The moment it landed for me was small. We were working on something, and I realized that every single time I consulted the plan, I felt a tiny knot of resistance. Not in the work itself, but in the divergence between what the plan said should happen and what was actually unfolding. Each time, the reality was better than the plan. More creative. More aligned with what people actually needed. More alive.
But I’d trained myself not to trust that. I’d trained myself to see deviation as failure.
Letting go of the map meant something psychological shifted. Instead of seeing the gap between plan and reality as a problem to fix, I started seeing it as information. The gap was the system talking. It was saying: “Hey, I’m alive and I have opinions about what works.”
What Happens When You Actually Listen
When you stop controlling outcomes and start paying attention, something unexpected happens: you get better outcomes. Not because you’re working harder, but because you’re working with the grain instead of against it.
Founders know this in their bones. You build something, release it into the world, and the market tells you things your business plan never could. The customers do things you didn’t anticipate. The product finds use cases you didn’t invent. The wise founder isn’t the one who stuck to the original plan. The wise founder is the one who listened to what the market was asking for.
Creatives know this too. You sit down to write something, and the characters have ideas about where they want to go. You’re supposed to be in control, but really you’re taking dictation from something that knows the story better than you do. The best artists I know all talk about this—about getting out of their own way, about letting the work tell them what it wants to become.
The same is true for teams. The most interesting breakthroughs I’ve seen never came from someone executing the plan. They came from someone noticing something nobody planned for and saying, “Wait, what if we went with this instead?”
The Discomfort of Not Knowing
Here’s what nobody tells you: letting go of the map is terrifying at first.
There’s real comfort in a plan. A plan says: “I’ve thought this through. I know what to do. We’re going to be fine.” A plan is a security blanket.
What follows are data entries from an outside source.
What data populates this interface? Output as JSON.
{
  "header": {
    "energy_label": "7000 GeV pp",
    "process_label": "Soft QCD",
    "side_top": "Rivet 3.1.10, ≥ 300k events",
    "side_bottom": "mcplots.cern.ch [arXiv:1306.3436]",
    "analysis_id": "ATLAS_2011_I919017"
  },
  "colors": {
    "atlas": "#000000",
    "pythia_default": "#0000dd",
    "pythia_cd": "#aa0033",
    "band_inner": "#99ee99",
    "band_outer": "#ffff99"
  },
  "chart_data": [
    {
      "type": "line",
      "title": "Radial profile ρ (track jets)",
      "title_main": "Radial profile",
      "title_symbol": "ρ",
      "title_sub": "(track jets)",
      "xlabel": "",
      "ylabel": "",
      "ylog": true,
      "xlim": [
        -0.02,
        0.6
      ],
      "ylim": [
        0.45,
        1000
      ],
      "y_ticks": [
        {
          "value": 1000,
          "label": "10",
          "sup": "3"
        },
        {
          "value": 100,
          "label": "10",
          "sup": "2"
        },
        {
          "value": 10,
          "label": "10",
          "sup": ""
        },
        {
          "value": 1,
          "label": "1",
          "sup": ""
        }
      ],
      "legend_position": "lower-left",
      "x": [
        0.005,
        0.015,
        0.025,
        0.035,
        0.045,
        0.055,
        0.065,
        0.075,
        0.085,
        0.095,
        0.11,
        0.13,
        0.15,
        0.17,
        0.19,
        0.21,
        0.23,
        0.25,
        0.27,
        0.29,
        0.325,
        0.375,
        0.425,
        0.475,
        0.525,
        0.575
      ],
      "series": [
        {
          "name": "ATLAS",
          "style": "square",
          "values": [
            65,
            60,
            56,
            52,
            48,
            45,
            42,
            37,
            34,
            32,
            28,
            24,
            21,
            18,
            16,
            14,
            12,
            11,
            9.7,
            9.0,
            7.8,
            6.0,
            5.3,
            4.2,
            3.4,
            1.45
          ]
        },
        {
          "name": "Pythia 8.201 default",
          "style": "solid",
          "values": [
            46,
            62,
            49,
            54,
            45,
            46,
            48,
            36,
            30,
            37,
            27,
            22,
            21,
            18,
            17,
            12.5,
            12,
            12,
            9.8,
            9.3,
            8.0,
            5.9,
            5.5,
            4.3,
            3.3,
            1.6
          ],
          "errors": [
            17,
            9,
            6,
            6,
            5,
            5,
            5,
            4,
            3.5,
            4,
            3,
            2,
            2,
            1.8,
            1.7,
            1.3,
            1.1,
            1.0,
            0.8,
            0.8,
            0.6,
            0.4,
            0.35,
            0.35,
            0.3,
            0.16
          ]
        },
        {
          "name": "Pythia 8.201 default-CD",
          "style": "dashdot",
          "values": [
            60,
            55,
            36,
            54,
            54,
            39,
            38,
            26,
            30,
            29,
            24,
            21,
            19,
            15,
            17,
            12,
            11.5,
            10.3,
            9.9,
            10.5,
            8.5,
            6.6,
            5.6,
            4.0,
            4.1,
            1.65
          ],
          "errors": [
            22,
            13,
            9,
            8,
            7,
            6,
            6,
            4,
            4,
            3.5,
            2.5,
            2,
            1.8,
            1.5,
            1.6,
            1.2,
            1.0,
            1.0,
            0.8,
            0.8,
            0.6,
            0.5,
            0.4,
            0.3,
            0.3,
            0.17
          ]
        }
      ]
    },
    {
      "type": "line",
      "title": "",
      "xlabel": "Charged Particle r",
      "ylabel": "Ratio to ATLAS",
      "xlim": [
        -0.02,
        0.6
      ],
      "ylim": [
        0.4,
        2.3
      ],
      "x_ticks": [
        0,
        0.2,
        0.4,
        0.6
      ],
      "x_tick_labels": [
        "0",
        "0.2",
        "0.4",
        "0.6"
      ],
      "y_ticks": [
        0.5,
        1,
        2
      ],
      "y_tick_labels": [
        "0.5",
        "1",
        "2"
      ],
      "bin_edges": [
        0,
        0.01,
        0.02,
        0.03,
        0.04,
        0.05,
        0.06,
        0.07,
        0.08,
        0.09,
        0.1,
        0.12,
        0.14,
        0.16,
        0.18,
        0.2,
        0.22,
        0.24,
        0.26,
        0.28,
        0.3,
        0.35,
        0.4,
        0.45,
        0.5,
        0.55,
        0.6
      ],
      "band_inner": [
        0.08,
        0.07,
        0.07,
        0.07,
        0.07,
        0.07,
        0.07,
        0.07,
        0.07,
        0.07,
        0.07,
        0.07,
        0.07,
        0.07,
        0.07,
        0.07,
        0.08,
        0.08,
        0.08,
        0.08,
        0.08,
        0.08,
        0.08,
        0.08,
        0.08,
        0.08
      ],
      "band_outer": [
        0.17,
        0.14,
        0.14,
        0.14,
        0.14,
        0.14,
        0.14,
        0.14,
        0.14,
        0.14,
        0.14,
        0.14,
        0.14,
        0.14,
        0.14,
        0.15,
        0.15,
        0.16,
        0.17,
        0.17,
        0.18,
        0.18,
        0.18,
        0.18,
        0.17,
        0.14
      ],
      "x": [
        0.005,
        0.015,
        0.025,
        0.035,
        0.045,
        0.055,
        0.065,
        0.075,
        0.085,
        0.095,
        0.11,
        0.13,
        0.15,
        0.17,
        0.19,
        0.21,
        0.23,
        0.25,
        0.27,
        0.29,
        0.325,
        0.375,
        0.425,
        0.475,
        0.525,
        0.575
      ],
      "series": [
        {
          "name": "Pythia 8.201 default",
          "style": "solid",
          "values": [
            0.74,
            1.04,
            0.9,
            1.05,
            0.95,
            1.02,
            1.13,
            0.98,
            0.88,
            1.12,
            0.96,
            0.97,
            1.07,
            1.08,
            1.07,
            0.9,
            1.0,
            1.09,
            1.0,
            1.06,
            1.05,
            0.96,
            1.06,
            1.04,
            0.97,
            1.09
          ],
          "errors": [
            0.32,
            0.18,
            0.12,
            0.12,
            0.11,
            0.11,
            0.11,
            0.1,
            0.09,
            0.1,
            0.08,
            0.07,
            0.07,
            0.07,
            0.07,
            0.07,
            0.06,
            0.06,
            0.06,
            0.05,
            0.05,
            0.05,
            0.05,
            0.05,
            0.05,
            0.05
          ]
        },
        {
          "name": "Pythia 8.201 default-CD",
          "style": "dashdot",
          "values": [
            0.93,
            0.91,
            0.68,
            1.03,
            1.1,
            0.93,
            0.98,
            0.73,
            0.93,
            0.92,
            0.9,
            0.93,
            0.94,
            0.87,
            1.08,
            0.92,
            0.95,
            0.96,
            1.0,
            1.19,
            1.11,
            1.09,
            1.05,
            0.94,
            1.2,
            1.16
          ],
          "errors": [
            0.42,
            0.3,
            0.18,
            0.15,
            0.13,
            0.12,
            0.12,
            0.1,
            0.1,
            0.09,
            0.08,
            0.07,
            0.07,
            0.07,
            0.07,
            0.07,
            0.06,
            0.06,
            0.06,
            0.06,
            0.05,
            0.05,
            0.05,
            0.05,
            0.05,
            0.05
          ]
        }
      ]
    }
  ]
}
It’s how you tell your nervous system that you’ve got this.
When you put the plan down and say, “Actually, I’m going to pay attention to what’s happening instead,” you’re signing up for uncertainty. Real, daily, no-safety-net uncertainty. Your ADHD brain, the part that already doesn’t love sitting still with ambiguity, gets very loud.
But something interesting happens after a few weeks of this. You realize that the uncertainty was always there. The plan was just a beautiful, complicated lie you told yourself about certainty. The real work is learning to make good decisions in the uncertainty, not before it.
You develop a different kind of confidence. Not the confidence of “I have a perfect plan.” But the confidence of “I can sense what’s happening and respond to it responsibly.”
The Roadmap Nobody Writes
I think about this now when people ask me about roadmaps and vision and five-year plans. I’m not anti-plan—I still use them as thinking tools. But I hold them differently. They’re sketches, not blueprints. They’re there to help you see patterns and align with others. But they’re not the territory.
The best next step is almost never the one you put on the roadmap three months ago. The best next step is usually the one that emerges when you stop talking long enough to listen to what the system is trying to tell you.
Sometimes that’s uncomfortable. Sometimes it means admitting you were wrong about what should happen. Sometimes it means letting go of something you were attached to. But every single time I’ve done it, I’ve found myself somewhere more interesting than the map would have taken me.
So here’s the question I sit with now: What if the thing that looks like a detour is actually the real path? What if the best next step is the one you didn’t put on the roadmap?
I don’t have the answer. But I’m pretty sure it’s not something I can plan my way to. It’s something I have to listen for.